Haut de Cagnes: In the early 14th century, Raynier Grimaldi, co-lord of Monaco, became lord of Cagnes-sur-Mer. He built the castle which remains the property of the branch of Grimaldi from Antibes, until the French Revolution. In the 17th century, Jean-Henri Grimaldi decides Honoré II of Monaco to switch from Spanish protectorate to French protection. Swamped with wealth by Louis XIII and Richelieu, he transformed the medieval castle in a comfortable home in which he led a luxurious lifestyle.
The Cros de Cagnes: At the end of the 18th century, fishermen of Menton discovered that the waters of Cagnes are very rich in fish. They decide to settle down on this swampy coast and are quickly joined by inhabitants of Cagnes who abandon their farming activities. The village continues to prosper through fishing reaching its peak in the early 20th century.

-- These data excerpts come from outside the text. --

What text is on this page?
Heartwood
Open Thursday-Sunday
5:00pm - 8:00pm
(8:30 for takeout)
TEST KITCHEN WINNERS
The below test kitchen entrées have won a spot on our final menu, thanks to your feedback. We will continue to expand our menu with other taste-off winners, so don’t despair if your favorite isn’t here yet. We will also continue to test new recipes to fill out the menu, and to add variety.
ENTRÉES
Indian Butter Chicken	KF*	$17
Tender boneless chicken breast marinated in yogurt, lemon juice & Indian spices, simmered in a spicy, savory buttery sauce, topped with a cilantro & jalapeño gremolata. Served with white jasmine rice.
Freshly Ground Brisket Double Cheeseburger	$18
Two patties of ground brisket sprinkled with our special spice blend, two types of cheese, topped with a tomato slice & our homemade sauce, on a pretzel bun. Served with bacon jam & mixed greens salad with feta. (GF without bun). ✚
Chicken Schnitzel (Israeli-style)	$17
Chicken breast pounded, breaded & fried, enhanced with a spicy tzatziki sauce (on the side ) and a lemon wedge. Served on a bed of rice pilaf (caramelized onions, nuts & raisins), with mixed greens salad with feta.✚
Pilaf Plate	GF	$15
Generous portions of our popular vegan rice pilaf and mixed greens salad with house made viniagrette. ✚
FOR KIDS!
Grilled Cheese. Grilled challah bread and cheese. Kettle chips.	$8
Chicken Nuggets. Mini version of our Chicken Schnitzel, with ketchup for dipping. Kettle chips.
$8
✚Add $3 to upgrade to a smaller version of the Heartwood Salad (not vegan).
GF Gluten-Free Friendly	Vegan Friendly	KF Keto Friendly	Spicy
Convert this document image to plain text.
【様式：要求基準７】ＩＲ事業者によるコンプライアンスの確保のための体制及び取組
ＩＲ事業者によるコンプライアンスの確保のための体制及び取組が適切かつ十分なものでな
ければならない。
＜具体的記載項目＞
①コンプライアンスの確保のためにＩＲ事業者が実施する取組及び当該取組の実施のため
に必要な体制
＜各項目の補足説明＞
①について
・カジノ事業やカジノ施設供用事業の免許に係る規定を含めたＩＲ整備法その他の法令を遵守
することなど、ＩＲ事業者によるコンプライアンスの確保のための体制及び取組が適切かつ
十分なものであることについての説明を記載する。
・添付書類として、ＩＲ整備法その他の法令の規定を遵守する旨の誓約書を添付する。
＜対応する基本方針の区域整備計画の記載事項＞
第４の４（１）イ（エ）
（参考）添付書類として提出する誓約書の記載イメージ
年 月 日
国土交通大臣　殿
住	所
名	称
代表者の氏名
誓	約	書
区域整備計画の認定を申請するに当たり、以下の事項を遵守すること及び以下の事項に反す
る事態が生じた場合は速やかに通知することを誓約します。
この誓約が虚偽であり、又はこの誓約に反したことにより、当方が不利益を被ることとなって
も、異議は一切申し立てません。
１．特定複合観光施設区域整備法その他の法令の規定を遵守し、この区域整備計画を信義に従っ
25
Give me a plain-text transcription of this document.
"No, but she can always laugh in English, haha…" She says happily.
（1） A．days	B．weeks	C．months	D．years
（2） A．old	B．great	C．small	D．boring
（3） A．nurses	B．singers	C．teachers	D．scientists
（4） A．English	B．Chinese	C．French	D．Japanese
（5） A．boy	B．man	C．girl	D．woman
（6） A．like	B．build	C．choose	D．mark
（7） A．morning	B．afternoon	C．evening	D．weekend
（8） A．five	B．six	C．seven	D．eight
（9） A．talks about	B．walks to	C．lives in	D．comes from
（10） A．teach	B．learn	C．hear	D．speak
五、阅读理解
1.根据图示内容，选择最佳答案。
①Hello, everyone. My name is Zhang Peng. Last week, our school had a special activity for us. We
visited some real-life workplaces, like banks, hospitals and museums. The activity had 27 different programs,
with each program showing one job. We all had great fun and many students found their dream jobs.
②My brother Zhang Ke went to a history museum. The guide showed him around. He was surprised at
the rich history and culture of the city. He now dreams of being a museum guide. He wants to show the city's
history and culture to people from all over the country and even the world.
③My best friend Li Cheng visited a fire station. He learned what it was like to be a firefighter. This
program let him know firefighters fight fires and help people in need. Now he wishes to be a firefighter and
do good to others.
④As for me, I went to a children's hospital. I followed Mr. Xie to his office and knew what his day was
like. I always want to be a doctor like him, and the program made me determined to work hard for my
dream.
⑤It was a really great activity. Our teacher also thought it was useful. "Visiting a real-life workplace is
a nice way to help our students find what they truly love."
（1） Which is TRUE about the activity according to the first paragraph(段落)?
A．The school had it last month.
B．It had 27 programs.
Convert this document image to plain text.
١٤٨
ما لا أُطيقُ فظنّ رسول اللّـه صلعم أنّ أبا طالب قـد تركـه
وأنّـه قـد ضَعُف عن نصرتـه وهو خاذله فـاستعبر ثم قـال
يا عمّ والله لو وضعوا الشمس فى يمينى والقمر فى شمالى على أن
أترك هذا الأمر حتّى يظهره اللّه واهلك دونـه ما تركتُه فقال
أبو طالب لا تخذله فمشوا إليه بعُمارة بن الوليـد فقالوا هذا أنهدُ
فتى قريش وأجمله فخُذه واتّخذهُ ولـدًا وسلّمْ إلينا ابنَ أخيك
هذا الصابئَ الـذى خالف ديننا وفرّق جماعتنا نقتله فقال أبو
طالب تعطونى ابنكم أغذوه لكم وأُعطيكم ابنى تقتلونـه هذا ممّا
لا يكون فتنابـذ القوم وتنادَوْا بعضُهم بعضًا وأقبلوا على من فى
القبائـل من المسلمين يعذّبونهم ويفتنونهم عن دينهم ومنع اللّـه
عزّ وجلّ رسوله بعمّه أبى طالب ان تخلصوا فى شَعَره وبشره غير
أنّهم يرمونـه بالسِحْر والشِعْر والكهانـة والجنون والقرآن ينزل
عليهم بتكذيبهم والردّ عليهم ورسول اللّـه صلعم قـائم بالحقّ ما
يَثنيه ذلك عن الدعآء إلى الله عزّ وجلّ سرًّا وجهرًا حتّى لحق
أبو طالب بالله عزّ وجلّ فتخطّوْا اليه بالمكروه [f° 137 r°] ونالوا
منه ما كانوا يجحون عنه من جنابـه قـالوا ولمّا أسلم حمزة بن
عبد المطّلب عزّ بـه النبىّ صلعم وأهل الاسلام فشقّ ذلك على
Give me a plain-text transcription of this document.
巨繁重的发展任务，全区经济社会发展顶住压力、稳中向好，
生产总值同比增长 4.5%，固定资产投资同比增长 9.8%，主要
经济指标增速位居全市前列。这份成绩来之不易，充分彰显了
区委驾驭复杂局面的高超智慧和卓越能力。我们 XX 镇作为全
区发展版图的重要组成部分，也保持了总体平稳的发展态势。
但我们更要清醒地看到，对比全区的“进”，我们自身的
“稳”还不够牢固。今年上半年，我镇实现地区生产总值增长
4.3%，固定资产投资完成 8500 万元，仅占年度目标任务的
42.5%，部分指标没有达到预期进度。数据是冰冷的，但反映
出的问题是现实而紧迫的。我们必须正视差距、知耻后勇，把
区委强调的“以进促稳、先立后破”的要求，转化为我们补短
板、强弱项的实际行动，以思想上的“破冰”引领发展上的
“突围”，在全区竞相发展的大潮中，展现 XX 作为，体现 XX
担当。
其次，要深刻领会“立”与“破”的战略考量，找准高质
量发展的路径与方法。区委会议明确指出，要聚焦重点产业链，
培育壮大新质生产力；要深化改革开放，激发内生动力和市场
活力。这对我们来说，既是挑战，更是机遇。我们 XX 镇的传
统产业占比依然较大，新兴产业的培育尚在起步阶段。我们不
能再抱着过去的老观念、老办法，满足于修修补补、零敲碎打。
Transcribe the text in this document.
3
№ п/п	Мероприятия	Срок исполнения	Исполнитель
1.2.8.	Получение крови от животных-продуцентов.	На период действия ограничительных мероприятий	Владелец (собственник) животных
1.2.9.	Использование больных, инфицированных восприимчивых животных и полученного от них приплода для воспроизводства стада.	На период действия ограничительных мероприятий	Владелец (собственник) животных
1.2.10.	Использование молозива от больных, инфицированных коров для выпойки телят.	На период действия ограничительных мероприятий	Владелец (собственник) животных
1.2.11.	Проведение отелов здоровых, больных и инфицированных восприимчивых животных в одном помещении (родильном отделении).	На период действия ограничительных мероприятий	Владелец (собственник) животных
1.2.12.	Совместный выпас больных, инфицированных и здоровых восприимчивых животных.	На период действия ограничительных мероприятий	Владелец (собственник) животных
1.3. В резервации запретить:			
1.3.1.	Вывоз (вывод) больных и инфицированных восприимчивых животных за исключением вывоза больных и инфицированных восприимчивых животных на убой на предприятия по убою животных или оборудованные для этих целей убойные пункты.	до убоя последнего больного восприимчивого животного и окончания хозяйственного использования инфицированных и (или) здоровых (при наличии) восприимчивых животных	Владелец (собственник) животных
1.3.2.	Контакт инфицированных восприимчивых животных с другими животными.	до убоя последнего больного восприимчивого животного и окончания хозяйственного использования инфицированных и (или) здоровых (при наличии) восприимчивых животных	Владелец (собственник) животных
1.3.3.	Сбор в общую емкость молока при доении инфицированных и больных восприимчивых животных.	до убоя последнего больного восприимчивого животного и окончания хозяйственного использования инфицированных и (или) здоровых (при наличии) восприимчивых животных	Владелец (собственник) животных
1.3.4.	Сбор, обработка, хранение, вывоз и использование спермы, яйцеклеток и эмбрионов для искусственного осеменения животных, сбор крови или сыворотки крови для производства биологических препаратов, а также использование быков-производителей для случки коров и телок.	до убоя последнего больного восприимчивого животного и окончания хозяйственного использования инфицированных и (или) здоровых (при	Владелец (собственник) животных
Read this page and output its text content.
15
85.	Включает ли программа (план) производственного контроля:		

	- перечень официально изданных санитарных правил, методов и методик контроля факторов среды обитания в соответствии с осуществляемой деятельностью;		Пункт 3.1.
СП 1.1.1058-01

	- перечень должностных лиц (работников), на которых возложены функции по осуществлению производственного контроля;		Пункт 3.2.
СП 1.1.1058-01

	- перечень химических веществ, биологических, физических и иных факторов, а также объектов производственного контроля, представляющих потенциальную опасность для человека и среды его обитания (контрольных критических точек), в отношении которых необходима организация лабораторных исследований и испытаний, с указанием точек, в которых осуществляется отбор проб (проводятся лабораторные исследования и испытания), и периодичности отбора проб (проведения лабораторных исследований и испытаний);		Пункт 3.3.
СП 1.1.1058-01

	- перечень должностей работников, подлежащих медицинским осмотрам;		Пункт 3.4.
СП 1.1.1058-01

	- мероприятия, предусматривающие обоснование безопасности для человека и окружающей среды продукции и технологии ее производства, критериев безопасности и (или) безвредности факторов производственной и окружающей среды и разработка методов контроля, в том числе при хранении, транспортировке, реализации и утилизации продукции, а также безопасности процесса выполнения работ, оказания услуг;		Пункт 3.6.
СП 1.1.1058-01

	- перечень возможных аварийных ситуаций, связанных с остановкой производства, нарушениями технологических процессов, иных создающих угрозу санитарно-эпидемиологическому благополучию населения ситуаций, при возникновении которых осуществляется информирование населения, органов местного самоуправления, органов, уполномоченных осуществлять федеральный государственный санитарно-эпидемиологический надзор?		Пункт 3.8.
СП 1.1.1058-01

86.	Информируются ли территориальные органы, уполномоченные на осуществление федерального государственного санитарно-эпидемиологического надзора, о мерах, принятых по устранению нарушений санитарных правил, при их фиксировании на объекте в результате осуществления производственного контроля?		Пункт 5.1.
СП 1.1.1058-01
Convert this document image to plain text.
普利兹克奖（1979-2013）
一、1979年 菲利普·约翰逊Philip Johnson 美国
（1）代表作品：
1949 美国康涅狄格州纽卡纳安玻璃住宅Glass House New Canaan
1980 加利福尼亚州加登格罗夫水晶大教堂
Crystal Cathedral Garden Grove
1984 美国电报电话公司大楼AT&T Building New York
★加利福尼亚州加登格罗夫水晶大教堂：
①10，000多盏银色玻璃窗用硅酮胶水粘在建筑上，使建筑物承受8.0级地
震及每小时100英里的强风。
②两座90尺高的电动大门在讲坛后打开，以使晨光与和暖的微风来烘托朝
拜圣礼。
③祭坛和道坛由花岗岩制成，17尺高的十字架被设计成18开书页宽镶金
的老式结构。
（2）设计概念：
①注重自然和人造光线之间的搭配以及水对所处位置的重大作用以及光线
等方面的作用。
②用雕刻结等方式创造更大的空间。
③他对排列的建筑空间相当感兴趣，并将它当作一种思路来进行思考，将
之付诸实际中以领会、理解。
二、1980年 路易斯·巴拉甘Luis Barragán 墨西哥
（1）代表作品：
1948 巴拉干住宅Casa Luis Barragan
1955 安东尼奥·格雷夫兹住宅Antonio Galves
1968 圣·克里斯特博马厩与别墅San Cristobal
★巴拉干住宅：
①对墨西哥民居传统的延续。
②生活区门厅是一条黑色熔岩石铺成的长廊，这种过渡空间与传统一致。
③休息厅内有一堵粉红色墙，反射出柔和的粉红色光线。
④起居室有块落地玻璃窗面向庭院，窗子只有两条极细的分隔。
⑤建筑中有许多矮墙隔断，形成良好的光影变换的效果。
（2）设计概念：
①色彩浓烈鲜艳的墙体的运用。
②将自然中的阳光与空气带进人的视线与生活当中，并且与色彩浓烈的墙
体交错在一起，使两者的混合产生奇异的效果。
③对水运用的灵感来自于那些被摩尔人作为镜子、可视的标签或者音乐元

Besides the visit of Haut de Cagnes, the city shelters the Renoir domain where the painter Pierre-Auguste Renoir lived from 1903 up to his death in 1919. This domain, today transformed into museum, proposes the visit of the workshop of the painter, the paintings of the pearly period (from 1889 to 1919) and sculptures.
Cagnes-sur-Mer hosts since the mid-20th century the Hippodrome of the French Riviera for horse racing. Infrastructure has continued to grow and improve, making it now one of the largest racetrack in France.